Case title (required, format: [System][Module][Sub‑module] brief description [Positive]/[Negative]).
Requirement source (product, R&D, test, operations, management, other).
Test type (functional, performance, security, compatibility, UI, reliability).
Case status (normal, new, changed, deleted, retired).
Priority level (1 highest, 4 lowest).
Pre‑conditions (optional).
Steps (required, detailed with expected results).
Expected results (required for each step).
3.5 Test Design Steps
Process: test requirement analysis → business process analysis → test case design → test case review → test case refinement.
Test requirement analysis: extract test requirements from requirement documents.
Business process analysis: understand product and system workflows, document main and alternative flows, data flows, decision points, and related modules.

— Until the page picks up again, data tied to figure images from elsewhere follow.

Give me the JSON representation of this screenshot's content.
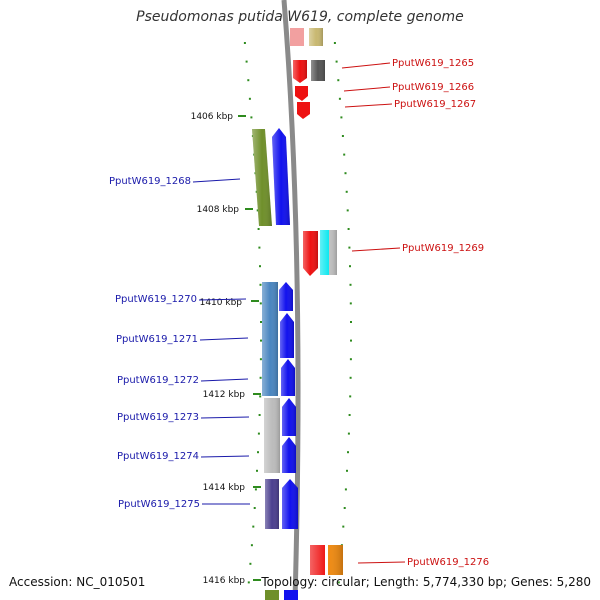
{
  "title": "Pseudomonas putida W619, complete genome",
  "accession": "Accession: NC_010501",
  "topology": "Topology: circular; Length: 5,774,330 bp; Genes: 5,280",
  "colors": {
    "backbone": "#8a8a8a",
    "tick": "#2e8b1e",
    "label_forward": "#1a1aaa",
    "label_reverse": "#cc1111",
    "red": "#ee1111",
    "blue": "#1111ee",
    "olive": "#6f8f2a",
    "steelblue": "#4a86c0",
    "silver": "#bcbcbc",
    "purple": "#4b3f8f",
    "orange": "#f08a10",
    "tan": "#c8b870",
    "gray": "#555555",
    "cyan": "#10e8f0"
  },
  "scale_ticks": [
    "1406 kbp",
    "1408 kbp",
    "1410 kbp",
    "1412 kbp",
    "1414 kbp",
    "1416 kbp"
  ],
  "gene_labels": {
    "g1265": "PputW619_1265",
    "g1266": "PputW619_1266",
    "g1267": "PputW619_1267",
    "g1268": "PputW619_1268",
    "g1269": "PputW619_1269",
    "g1270": "PputW619_1270",
    "g1271": "PputW619_1271",
    "g1272": "PputW619_1272",
    "g1273": "PputW619_1273",
    "g1274": "PputW619_1274",
    "g1275": "PputW619_1275",
    "g1276": "PputW619_1276"
  }
}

Test case design: determine case types (functional, boundary, exception, performance, stress) and consider edge conditions.

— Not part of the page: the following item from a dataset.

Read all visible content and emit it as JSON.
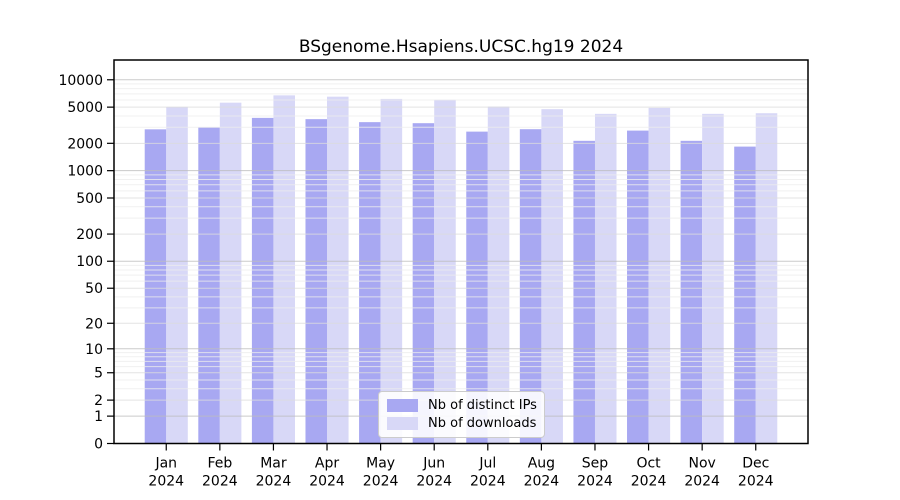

Test case review: involve product managers, test leads, project managers, developers, and other stakeholders.
Test case refinement: continuously update cases as features change, defects are found, or feedback is received.

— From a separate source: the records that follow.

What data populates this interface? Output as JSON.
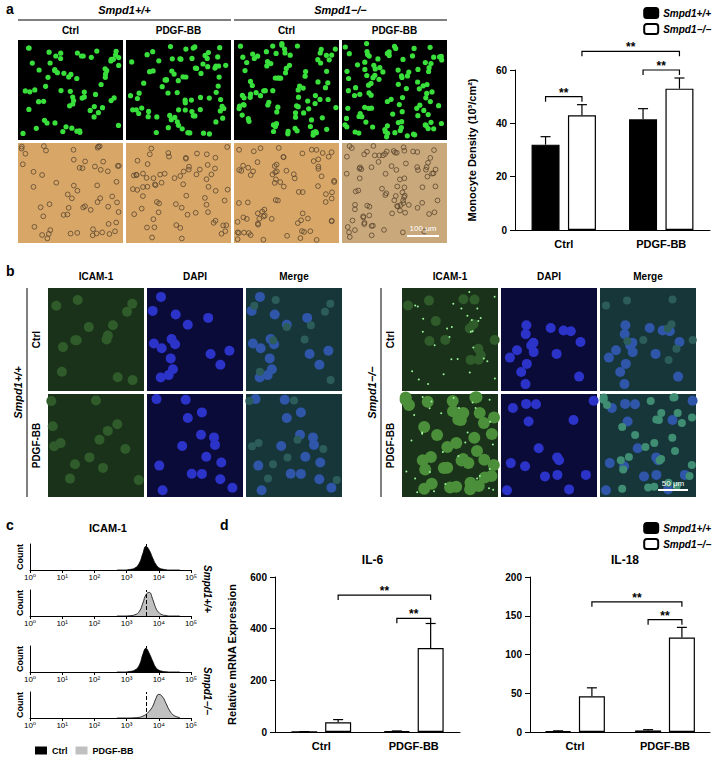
{
  "panel_labels": [
    "a",
    "b",
    "c",
    "d"
  ],
  "panel_a_images": {
    "groups": [
      "Smpd1+/+",
      "Smpd1−/−"
    ],
    "columns": [
      "Ctrl",
      "PDGF-BB",
      "Ctrl",
      "PDGF-BB"
    ],
    "scale_bar": "100 μm"
  },
  "panel_b_images": {
    "groups": [
      {
        "title": "Smpd1+/+",
        "rows": [
          "Ctrl",
          "PDGF-BB"
        ]
      },
      {
        "title": "Smpd1−/−",
        "rows": [
          "Ctrl",
          "PDGF-BB"
        ]
      }
    ],
    "columns": [
      "ICAM-1",
      "DAPI",
      "Merge"
    ],
    "scale_bar": "50 μm"
  },
  "panel_c_title": "ICAM-1",
  "chart_data": [
    {
      "type": "bar",
      "ylabel": "Monocyte Density (10³/cm²)",
      "categories": [
        "Ctrl",
        "PDGF-BB"
      ],
      "series": [
        {
          "name": "Smpd1+/+",
          "color": "#000000",
          "values": [
            32,
            41.5
          ],
          "errors": [
            3,
            4
          ]
        },
        {
          "name": "Smpd1−/−",
          "color": "#ffffff",
          "values": [
            43,
            53
          ],
          "errors": [
            4,
            4
          ]
        }
      ],
      "ylim": [
        0,
        60
      ],
      "yticks": [
        0,
        20,
        40,
        60
      ],
      "legend": "upper right",
      "annotations": [
        {
          "text": "**",
          "from": [
            "Ctrl",
            "Smpd1+/+"
          ],
          "to": [
            "Ctrl",
            "Smpd1−/−"
          ],
          "y": 50
        },
        {
          "text": "**",
          "from": [
            "PDGF-BB",
            "Smpd1+/+"
          ],
          "to": [
            "PDGF-BB",
            "Smpd1−/−"
          ],
          "y": 60
        },
        {
          "text": "**",
          "from": [
            "Ctrl",
            "Smpd1−/−"
          ],
          "to": [
            "PDGF-BB",
            "Smpd1−/−"
          ],
          "y": 67
        }
      ]
    },
    {
      "type": "area",
      "title": "Smpd1+/+",
      "ylabel": "Count",
      "log": "x",
      "tick_labels": "x",
      "x": [
        500,
        800,
        1200,
        1800,
        2500,
        3200,
        4000,
        5000,
        6500,
        8000,
        10000,
        13000,
        17000,
        22000,
        30000,
        45000
      ],
      "series": [
        {
          "name": "Ctrl",
          "color": "#000000",
          "values": [
            0,
            0,
            2,
            8,
            30,
            70,
            100,
            85,
            50,
            25,
            10,
            4,
            1,
            0,
            0,
            0
          ]
        },
        {
          "name": "PDGF-BB",
          "color": "#c0c0c0",
          "values": [
            0,
            0,
            1,
            5,
            20,
            55,
            90,
            100,
            70,
            35,
            15,
            5,
            2,
            0,
            0,
            0
          ]
        }
      ],
      "reference_x": 4000,
      "xlim": [
        1,
        100000
      ],
      "xticks": [
        {
          "value": 1,
          "label": "10⁰"
        },
        {
          "value": 10,
          "label": "10¹"
        },
        {
          "value": 100,
          "label": "10²"
        },
        {
          "value": 1000,
          "label": "10³"
        },
        {
          "value": 10000,
          "label": "10⁴"
        },
        {
          "value": 100000,
          "label": "10⁵"
        }
      ],
      "ylim": [
        0,
        110
      ]
    },
    {
      "type": "area",
      "title": "Smpd1−/−",
      "ylabel": "Count",
      "log": "x",
      "tick_labels": "x",
      "legend": "lower left",
      "x": [
        500,
        800,
        1200,
        1800,
        2500,
        3200,
        4000,
        5000,
        6500,
        8000,
        10000,
        13000,
        17000,
        22000,
        30000,
        45000
      ],
      "series": [
        {
          "name": "Ctrl",
          "color": "#000000",
          "values": [
            0,
            0,
            2,
            8,
            30,
            75,
            100,
            80,
            45,
            20,
            8,
            3,
            1,
            0,
            0,
            0
          ]
        },
        {
          "name": "PDGF-BB",
          "color": "#c0c0c0",
          "values": [
            0,
            0,
            0,
            1,
            3,
            8,
            15,
            28,
            50,
            80,
            100,
            90,
            60,
            30,
            10,
            2
          ]
        }
      ],
      "reference_x": 4000,
      "xlim": [
        1,
        100000
      ],
      "xticks": [
        {
          "value": 1,
          "label": "10⁰"
        },
        {
          "value": 10,
          "label": "10¹"
        },
        {
          "value": 100,
          "label": "10²"
        },
        {
          "value": 1000,
          "label": "10³"
        },
        {
          "value": 10000,
          "label": "10⁴"
        },
        {
          "value": 100000,
          "label": "10⁵"
        }
      ],
      "ylim": [
        0,
        110
      ]
    },
    {
      "type": "bar",
      "title": "IL-6",
      "ylabel": "Relative mRNA Expression",
      "categories": [
        "Ctrl",
        "PDGF-BB"
      ],
      "series": [
        {
          "name": "Smpd1+/+",
          "color": "#000000",
          "values": [
            1,
            3
          ],
          "errors": [
            0.5,
            1
          ]
        },
        {
          "name": "Smpd1−/−",
          "color": "#ffffff",
          "values": [
            38,
            325
          ],
          "errors": [
            10,
            95
          ]
        }
      ],
      "ylim": [
        0,
        600
      ],
      "yticks": [
        0,
        200,
        400,
        600
      ],
      "annotations": [
        {
          "text": "**",
          "from": [
            "PDGF-BB",
            "Smpd1+/+"
          ],
          "to": [
            "PDGF-BB",
            "Smpd1−/−"
          ],
          "y": 440
        },
        {
          "text": "**",
          "from": [
            "Ctrl",
            "Smpd1−/−"
          ],
          "to": [
            "PDGF-BB",
            "Smpd1−/−"
          ],
          "y": 530
        }
      ]
    },
    {
      "type": "bar",
      "title": "IL-18",
      "categories": [
        "Ctrl",
        "PDGF-BB"
      ],
      "series": [
        {
          "name": "Smpd1+/+",
          "color": "#000000",
          "values": [
            1,
            2
          ],
          "errors": [
            0.5,
            1
          ]
        },
        {
          "name": "Smpd1−/−",
          "color": "#ffffff",
          "values": [
            46,
            122
          ],
          "errors": [
            11,
            13
          ]
        }
      ],
      "ylim": [
        0,
        200
      ],
      "yticks": [
        0,
        50,
        100,
        150,
        200
      ],
      "legend": "upper right",
      "annotations": [
        {
          "text": "**",
          "from": [
            "PDGF-BB",
            "Smpd1+/+"
          ],
          "to": [
            "PDGF-BB",
            "Smpd1−/−"
          ],
          "y": 145
        },
        {
          "text": "**",
          "from": [
            "Ctrl",
            "Smpd1−/−"
          ],
          "to": [
            "PDGF-BB",
            "Smpd1−/−"
          ],
          "y": 168
        }
      ]
    }
  ]
}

3.6 Test Case Level Classification
P0: Must‑execute cases covering core system functionality; failure blocks further testing.
P1: High‑priority cases covering important functions and frequent usage scenarios.
P2: Medium priority cases covering general functions, lower usage frequency.
P3: Low priority cases covering rarely used or niche features.
3.7 Test Case Design Methods
Equivalence partitioning (valid and invalid classes).
Boundary value analysis.
Error guessing.
Cause‑effect graphing.
Orthogonal array testing.
Scenario‑based testing (normal flow vs. alternative flow).
White‑box techniques (statement, decision, condition, path coverage).
3.8 Test Case Review
After writing, the author initiates a review, which may be internal to the test team or cross‑functional involving project managers, product owners, architects, developers, and testers.
Check clarity and reasonableness of structure.
Validate priority assignment.
Ensure coverage of all functional points.
Confirm executability (pre‑conditions, steps, inputs, expected results).
Identify redundant or missing cases.
Include negative (anti‑example) cases.
Assess user‑level scenario coverage.
Promote simplicity and reusability.
3.9 Exit Criteria
Reviewed cases are updated per feedback, re‑reviewed if necessary, and considered complete when they meet the agreed standards.
3.10 Test Case Execution
Process: write case → review → execute approved case → record results.
Develop test cases after requirement review, documenting them in Excel.
Execute reviewed cases, marking pass/fail, logging bugs for failures, and noting blockers with reasons.
Perform regression testing, re‑executing blocked or failed cases and updating statuses.
3.11 Test Case Maintenance
Maintain a library of generic, reusable cases not tied to a specific product, such as common control tests.
4 Test Case Identification
4.1 Test Project ID
PTI_TMS_FUNT01_001 – PTI denotes test design phase, TMS is the software identifier, FUNT indicates functional testing, and the numeric parts represent feature and item numbers.
4.2 Test Case ID
PTI_TMS_FUNT01_001_001 – Extends the project ID with a unique case sequence.
4.3 Software Abbreviation
WMS
CRM
4.4 Requirement Source
Originates from product, R&D, test, operations, management, or other stakeholders.
4.5 Test Case Status
Possible states: normal, new, changed, deleted, retired.
5 Test Risk Analysis
Test cases without formal requirements – enforce documented requirements.
Case writing lagging behind project schedule – prioritize P0 and P1 cases.
Inadequate or superficial case reviews – define clear review outcomes and follow‑up actions.
Uncommunicated requirement changes – ensure timely notification.
Late‑joining testers lacking domain knowledge – provide training on requirements and business processes.
Incomplete case execution – track execution status and investigate gaps.
Missing test cases – conduct thorough requirement reviews to identify coverage gaps.
Untimely case maintenance – make maintenance a regular task and include it in performance evaluations.